Il m’a dit cela, mais le terme était si offensant que j’ai été frappé de stupeur, clignant stupidement des yeux. Il a continué comme si c’était la bonne réponse. « Tu es choisi pour être gratifiés d’une grave responsabilité et d’un grand honneur. Je te demande d’immortaliser mes œuvres, de décrire et détailler mon empire. Tu iras à l’est et tu feras la chronique de ce qu’aucun autre homme n’a vu. »
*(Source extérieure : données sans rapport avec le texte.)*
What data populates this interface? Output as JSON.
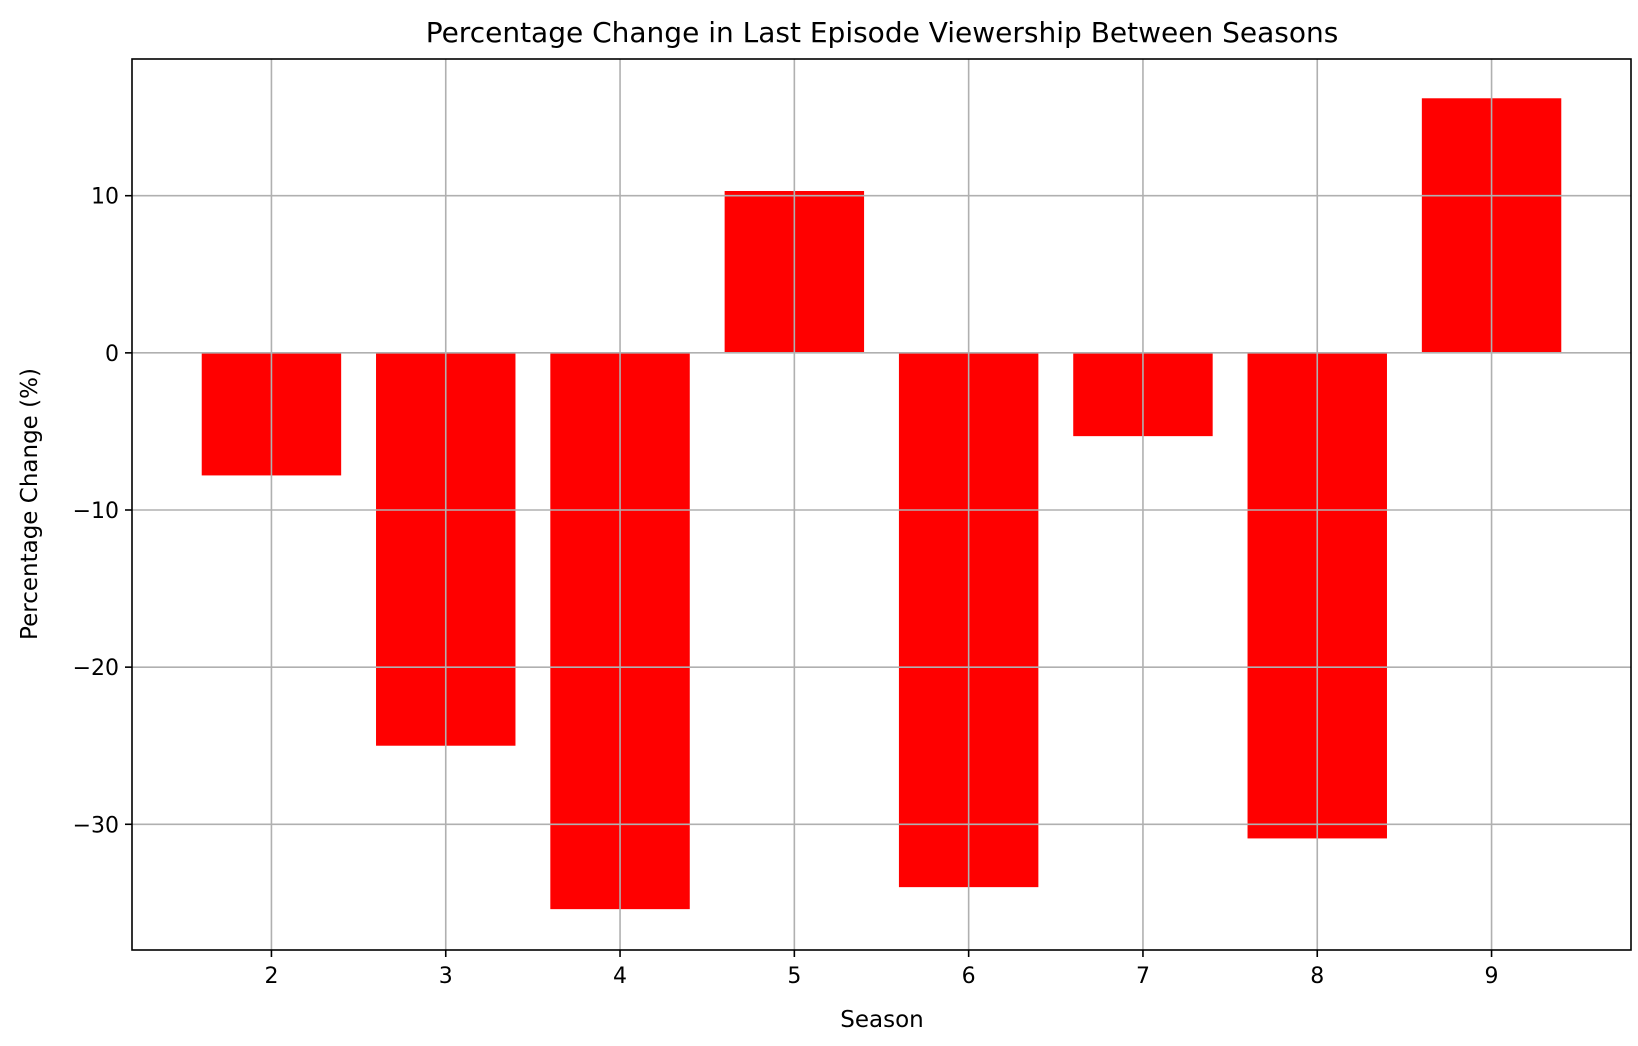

J’ai réfléchi à ces mots, et l’impact de cette déclaration m’est tombé dessus. Pourtant, je ne pouvais pas la digérer, car elle me semblait trop absurde. « Pourquoi ferais-je cette chose ? » J’ai osé demander.
« Tu feras ce que je t’ordonne, ou tu mourras. Pas rapidement, ni sans douleur. » Cela a été prononcé sans malice, comme si ma vie ne comptait pas plus pour lui qu’un poisson accroché à un hameçon.
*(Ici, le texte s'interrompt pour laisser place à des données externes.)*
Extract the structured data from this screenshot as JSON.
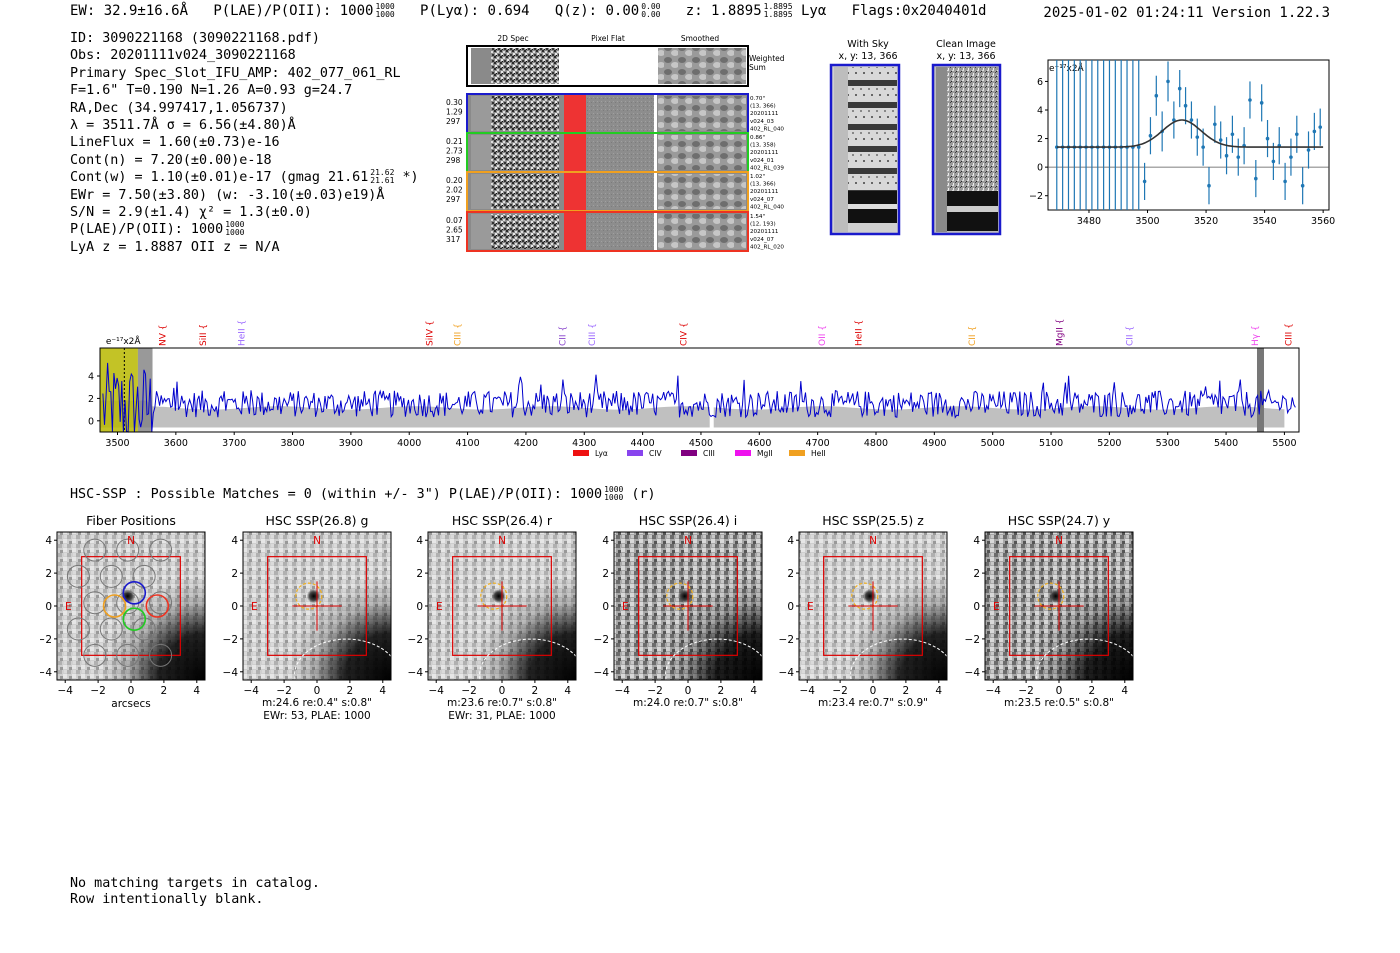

Je ne pus m’empêcher de jeter un coup d’oeil à Saxon, et vis son visage rouge et mécontent ; il ne s’attendait manifestement pas à ce qu’on me donne une autre chance d’échapper à la mort. Une chance que je pourrais encore regretter d’avoir saisi.
Mon audience pris fin, Vinter a proposé à Saxon de me ramener dans ma cellule, là pour écrire la lettre de pablum dans laquelle j’ai codé ce message. Saxon verra sans doute ma lettre perfide délivrée, car il aime l’idée de dévaloriser ma réputation de cette façon.
Je m’aventure maintenant dans l’Immoren oriental. Mon rêve d’explorer un continent inconnu a été réalisé par le patronage forcé de ce qui pourrait être le plus grand ennemi de notre royaume. J’ai peur de ne jamais revenir ; Vinter finira par m’exécuter. D’autres devront continuer mon travail, car mon destin n’est pas mien. Souvenez-vous de moi.